Когда я производил это следствие, муж в ногах у меня валялся, прося пощадить жену; вся семья стояла за нее; повальный обыск также ее одобрил. Но каким же образом объяснить это преступление? Помешательством ума? Не где же тот авторитет, на который я мог бы опереться?
И я принял это дело в том виде, как мне представляли его факты. Я не умствовал и не вдавался в даль. Я просто раскрыл, что преступление совершено, и совершено преднамеренно. Я не внял голосу сердца, которое говорило мне: "Пощади бедную женщину! она не знала сама, что делает; виновата ли она, что ты не в состоянии определить душевную болезнь, которою она была одержима?" Я не внял этому голосу по той простой причине, что я только следователь, что я tabula rasa, которая обязана быть равнодушною ко всему, что на ней пишется.
Впоследствии времени я увидел эту самую женщину на площади, и, признаюсь вам, сердце дрогнуло-таки во мне, потому что в частной жизни я все-таки остаюсь человеком и с охотою соболезную всем возможным несчастиям…
Но я вам сказал уже, что следственной части не люблю, по той главной причине, что тут живой материял есть. То ли дело судейская часть! Тут имеешь дело только с бумагою; сидишь себе в кабинете, никто тебя не смущает, никто не мешает; сидишь и действуешь согласно с здравою логикой и строгою законностью. Если силлогизм построен правильно, если все нужные посылки сделаны, – значит, и дело правильное, значит, никто в мире кассировать меня не в силах.
Я не схожу в свою совесть, я не советуюсь с моими личными убеждениями; я смотрю на то только, соблюдены ли все формальности, и в этом отношении строг до педантизма. Если есть у меня в руках два свидетельские показания, надлежащим порядком оформленные, я доволен и пишу: есть, – если нет их – я тоже доволен и пишу: нет. Какое мне дело до того, совершено ли преступление в действительности или нет! Я хочу знать, доказано ли оно или не доказано, – и больше ничего.
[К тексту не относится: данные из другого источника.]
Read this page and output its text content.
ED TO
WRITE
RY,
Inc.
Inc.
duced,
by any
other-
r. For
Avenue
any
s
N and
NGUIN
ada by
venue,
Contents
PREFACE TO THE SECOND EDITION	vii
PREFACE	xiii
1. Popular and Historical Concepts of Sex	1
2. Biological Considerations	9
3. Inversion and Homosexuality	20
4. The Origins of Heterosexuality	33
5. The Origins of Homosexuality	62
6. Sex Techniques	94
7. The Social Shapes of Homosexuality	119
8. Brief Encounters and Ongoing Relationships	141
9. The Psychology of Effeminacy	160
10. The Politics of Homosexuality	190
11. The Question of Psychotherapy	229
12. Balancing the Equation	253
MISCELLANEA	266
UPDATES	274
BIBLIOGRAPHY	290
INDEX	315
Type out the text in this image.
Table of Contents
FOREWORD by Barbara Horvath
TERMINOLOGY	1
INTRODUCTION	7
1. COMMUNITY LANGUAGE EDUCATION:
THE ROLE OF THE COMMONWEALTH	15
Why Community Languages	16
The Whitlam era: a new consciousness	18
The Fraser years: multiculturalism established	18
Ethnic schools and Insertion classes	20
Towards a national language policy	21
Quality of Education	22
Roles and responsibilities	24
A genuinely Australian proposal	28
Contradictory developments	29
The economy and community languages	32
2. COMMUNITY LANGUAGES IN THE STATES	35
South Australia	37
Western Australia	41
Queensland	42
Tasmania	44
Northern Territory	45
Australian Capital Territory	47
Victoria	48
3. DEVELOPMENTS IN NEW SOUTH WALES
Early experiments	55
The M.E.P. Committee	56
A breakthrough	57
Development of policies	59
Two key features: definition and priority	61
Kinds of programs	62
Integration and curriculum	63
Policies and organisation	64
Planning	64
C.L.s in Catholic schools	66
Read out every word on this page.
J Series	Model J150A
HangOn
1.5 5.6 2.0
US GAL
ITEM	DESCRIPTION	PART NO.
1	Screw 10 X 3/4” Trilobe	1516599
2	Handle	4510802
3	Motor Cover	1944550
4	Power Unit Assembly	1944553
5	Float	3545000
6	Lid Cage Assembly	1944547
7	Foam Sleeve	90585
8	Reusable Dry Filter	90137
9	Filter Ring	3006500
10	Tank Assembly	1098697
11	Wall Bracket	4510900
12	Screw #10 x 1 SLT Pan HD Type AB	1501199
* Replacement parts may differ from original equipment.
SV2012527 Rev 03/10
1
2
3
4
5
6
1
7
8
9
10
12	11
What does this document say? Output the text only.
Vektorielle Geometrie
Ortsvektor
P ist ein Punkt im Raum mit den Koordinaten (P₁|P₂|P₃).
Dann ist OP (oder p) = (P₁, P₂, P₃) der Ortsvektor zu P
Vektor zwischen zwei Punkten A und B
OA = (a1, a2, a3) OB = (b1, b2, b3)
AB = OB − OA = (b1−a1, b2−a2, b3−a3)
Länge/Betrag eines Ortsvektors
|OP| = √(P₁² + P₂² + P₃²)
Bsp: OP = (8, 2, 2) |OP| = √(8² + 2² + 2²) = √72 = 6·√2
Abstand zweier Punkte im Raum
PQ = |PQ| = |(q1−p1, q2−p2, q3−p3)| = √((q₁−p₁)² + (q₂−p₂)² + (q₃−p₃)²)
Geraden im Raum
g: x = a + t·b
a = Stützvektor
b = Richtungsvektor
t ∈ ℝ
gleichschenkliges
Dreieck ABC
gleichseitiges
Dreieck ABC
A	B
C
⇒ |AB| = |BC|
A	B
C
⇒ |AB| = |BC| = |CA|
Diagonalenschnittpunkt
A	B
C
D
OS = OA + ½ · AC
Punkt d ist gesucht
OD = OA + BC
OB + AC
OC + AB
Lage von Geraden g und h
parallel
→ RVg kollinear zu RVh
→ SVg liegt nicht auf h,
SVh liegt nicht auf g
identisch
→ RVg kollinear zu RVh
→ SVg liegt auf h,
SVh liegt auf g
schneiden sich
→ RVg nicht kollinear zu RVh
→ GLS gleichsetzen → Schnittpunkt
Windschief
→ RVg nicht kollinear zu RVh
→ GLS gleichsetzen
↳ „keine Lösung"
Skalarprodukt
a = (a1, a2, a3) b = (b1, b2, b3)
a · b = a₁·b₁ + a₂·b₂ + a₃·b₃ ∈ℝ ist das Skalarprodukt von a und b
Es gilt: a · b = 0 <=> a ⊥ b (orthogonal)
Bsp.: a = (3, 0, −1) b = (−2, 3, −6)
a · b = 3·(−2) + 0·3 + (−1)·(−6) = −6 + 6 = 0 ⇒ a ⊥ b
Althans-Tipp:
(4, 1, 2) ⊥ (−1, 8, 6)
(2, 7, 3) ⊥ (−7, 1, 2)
Кабинетно-силлогистическая деятельность представляет мне неисчерпаемые наслаждения. В нее можно втянуться точно так же, как можно втянуться в пьянство, в курение опиума и т. п. Помню я одну ночь. Обвиненный ускользал уже из моих рук, но какое-то чутье говорило мне, что не может это быть, что должно же быть в этом деле такое болото, в котором субъект непременно обязан погрязнуть. И точно; хотя долго я бился, однако открыл это болото, и вы не можете себе представить, какое наслаждение вдруг разлилось по моим жилам…
Вы можете, в настоящее время, много встретить людей одинакового со мною направления, но вряд ли встретите другого меня. Есть много людей, убежденных, как и я, что вне администрации в мире все хаос и анархия, но это большею частию или горлопаны, или эпикурейцы, или такие младенцы, которые приступиться ни к чему не могут и не умеют. Ни один из них не возвысился до понятия о долге, как о чем-то серьезном, не терпящем суеты, ни один не возмог умертвить свое я и принесть всего себя в жертву своим обязанностям.